Claro, T. (2011). Desenvolvimento de programa computacional para cálculo de dosimetria interna baseado em modelos multicompartimentais. Dissertação de mestrado, Instituto de Pesquisas Energéticas e Nucleares (IPEN-CNEN/SP), Universidade de São Paulo. teses.usp.br
The original C# implementation at github.com/tclaro/ipen originates from this MSc thesis. Claro developed the compartmental model editor and Birchall solver as a computational tool for internal dosimetry at IPEN-CNEN/SP, implementing the ICRP biokinetic models for radionuclides including Uranium-238. This Swift library is a direct descendant of that work.
Loch, G. G. (2016). Versão corrigida. Dissertação, Instituto de Física, Universidade de São Paulo. teses.usp.br
Further computational work in biokinetic modelling and dosimetry in the same institutional context.
ICRP Publication 69 (1995). Age-dependent doses to members of the public from intake of radionuclides: Part 3. Ingestion dose coefficients. Annals of the ICRP, 25(1).
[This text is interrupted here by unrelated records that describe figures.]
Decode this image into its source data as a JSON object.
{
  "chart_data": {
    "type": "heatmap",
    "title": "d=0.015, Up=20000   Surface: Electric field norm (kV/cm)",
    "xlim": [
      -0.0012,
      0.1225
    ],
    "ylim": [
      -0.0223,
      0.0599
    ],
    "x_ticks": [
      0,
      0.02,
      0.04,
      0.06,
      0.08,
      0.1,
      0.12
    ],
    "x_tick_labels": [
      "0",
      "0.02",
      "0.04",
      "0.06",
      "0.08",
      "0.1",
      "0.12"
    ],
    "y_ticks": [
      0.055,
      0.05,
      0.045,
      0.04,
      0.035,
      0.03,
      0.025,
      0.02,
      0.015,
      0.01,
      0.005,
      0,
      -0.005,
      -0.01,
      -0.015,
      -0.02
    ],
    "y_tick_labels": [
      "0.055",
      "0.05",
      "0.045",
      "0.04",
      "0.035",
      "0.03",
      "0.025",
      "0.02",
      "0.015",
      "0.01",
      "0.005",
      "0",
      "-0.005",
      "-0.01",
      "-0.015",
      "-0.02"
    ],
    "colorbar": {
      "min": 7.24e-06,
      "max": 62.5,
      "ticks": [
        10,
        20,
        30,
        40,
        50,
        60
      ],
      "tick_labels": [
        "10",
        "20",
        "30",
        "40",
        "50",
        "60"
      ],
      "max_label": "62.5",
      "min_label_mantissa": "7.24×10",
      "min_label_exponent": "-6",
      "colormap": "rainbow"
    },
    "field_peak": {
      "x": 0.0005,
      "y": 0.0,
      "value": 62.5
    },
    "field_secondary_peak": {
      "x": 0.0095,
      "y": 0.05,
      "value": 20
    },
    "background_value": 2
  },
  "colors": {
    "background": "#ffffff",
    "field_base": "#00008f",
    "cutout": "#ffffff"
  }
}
Defines the systemic biokinetic model for uranium used in the Uranium.xml fixture, including the bone sub-compartments (cortical/trabecular surface and volume-exchange pools) that reflect the slow remodelling kinetics of uranium in skeletal tissue.
ICRP Publication 130 (2015). Occupational intakes of radionuclides: Part 1. Annals of the ICRP, 44(2).
The current ICRP framework for internal dosimetry, presenting updated compartmental biokinetic models for inhalation and ingestion pathways.
Bateman, H. (1910). The solution of a system of differential equations occurring in the theory of radio-active transformations. Proceedings of the Cambridge Philosophical Society, 15, 423–427.
The Bateman equations — closed-form solutions for linear serial compartment chains — are used in this library's test suite as ground-truth reference values to validate all four solver paths independently.
Dormand, J. R., & Prince, P. J. (1980). A family of embedded Runge-Kutta formulae. Journal of Computational and Applied Mathematics, 6(1), 19–26.
The Dormand-Prince pair underlying the rungeKutta45 adaptive solver in SwiftCalx.
This library is a Swift translation and refactor of the C# SSID project by Thiago Claro, originally developed at IPEN-CNEN/SP (Instituto de Pesquisas Energéticas e Nucleares, São Paulo, Brazil) as part of his MSc thesis under the nuclear engineering faculty at USP. The mathematical model, compartment structure, and XML schema are derived from that work.